Malgré un rassemblement éphémère de la gauche derrière Zeghli, arrivé deuxième au premier tour, cette révélation macabre a fait voler en éclats l’unité fragile. Le PS, sous le feu des critiques pour ses accords locaux avec LFI, a dû réagir face à des faits d’une « extrême gravité », selon leur communiqué.

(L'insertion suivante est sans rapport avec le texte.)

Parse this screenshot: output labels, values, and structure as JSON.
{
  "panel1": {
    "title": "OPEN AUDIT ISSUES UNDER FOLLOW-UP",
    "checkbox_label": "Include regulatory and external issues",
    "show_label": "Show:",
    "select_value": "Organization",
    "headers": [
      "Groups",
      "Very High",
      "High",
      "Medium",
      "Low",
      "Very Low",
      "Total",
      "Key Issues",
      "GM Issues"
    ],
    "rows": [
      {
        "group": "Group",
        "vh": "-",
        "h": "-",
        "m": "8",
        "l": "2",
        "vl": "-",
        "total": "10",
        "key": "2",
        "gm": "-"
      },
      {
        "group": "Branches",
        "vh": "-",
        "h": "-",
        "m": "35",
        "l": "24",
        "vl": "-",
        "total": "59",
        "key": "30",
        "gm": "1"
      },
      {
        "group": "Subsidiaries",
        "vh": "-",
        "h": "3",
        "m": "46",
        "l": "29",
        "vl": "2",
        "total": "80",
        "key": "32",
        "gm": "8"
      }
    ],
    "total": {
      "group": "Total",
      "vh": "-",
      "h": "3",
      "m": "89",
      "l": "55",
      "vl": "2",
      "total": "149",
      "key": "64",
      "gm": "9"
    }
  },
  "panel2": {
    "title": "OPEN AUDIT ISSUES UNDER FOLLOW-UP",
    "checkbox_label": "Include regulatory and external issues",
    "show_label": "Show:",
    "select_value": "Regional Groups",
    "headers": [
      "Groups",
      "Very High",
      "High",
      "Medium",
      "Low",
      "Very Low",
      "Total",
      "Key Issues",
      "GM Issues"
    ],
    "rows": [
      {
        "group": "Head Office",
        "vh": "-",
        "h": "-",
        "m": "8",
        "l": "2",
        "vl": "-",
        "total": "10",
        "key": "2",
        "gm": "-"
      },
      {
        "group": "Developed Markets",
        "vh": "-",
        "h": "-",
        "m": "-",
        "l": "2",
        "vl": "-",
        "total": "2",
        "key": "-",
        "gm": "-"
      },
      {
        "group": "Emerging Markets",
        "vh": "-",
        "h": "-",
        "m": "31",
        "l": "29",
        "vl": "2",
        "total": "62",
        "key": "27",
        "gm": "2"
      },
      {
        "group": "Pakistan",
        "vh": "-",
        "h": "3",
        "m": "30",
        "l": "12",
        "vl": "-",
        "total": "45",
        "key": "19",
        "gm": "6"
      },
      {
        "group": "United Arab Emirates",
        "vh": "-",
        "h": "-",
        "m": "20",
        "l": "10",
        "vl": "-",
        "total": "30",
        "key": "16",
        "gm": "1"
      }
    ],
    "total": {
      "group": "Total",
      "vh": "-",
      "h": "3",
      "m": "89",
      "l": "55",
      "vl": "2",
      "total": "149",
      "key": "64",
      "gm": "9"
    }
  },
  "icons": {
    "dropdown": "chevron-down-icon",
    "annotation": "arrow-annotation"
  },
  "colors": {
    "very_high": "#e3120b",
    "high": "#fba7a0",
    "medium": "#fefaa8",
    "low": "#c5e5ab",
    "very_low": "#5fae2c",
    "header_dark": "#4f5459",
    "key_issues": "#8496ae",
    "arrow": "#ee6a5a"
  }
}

L’exemplarité et les valeurs d’égalité semblent avoir été bafouées, laissant le candidat sans le logo ni le soutien des militants socialistes.
Du côté de LFI, on tente de minimiser l’affaire, assurant que le casier de Zeghli est « vierge » suite à une décision de justice. Une affirmation qui ne lève pas le voile sur la nature exacte de cette décision, laissant planer le doute. Paul Vannier, député LFI, dénonce des « pratiques illégales » de la droite à trois jours du scrutin, mais cette défense semble bien maigre face à la gravité des accusations.
Cette volte-face du PS souligne les tensions persistantes entre les deux partis, malgré des rapprochements locaux opportunistes. Alors que le Figaro révélait cette condamnation datant de 2023, l’image du candidat est irrémédiablement ternie. Argenteuil est désormais le théâtre d’un scandale politique qui pourrait bien redessiner le paysage électoral local, à quelques jours seulement d’un second tour incertain.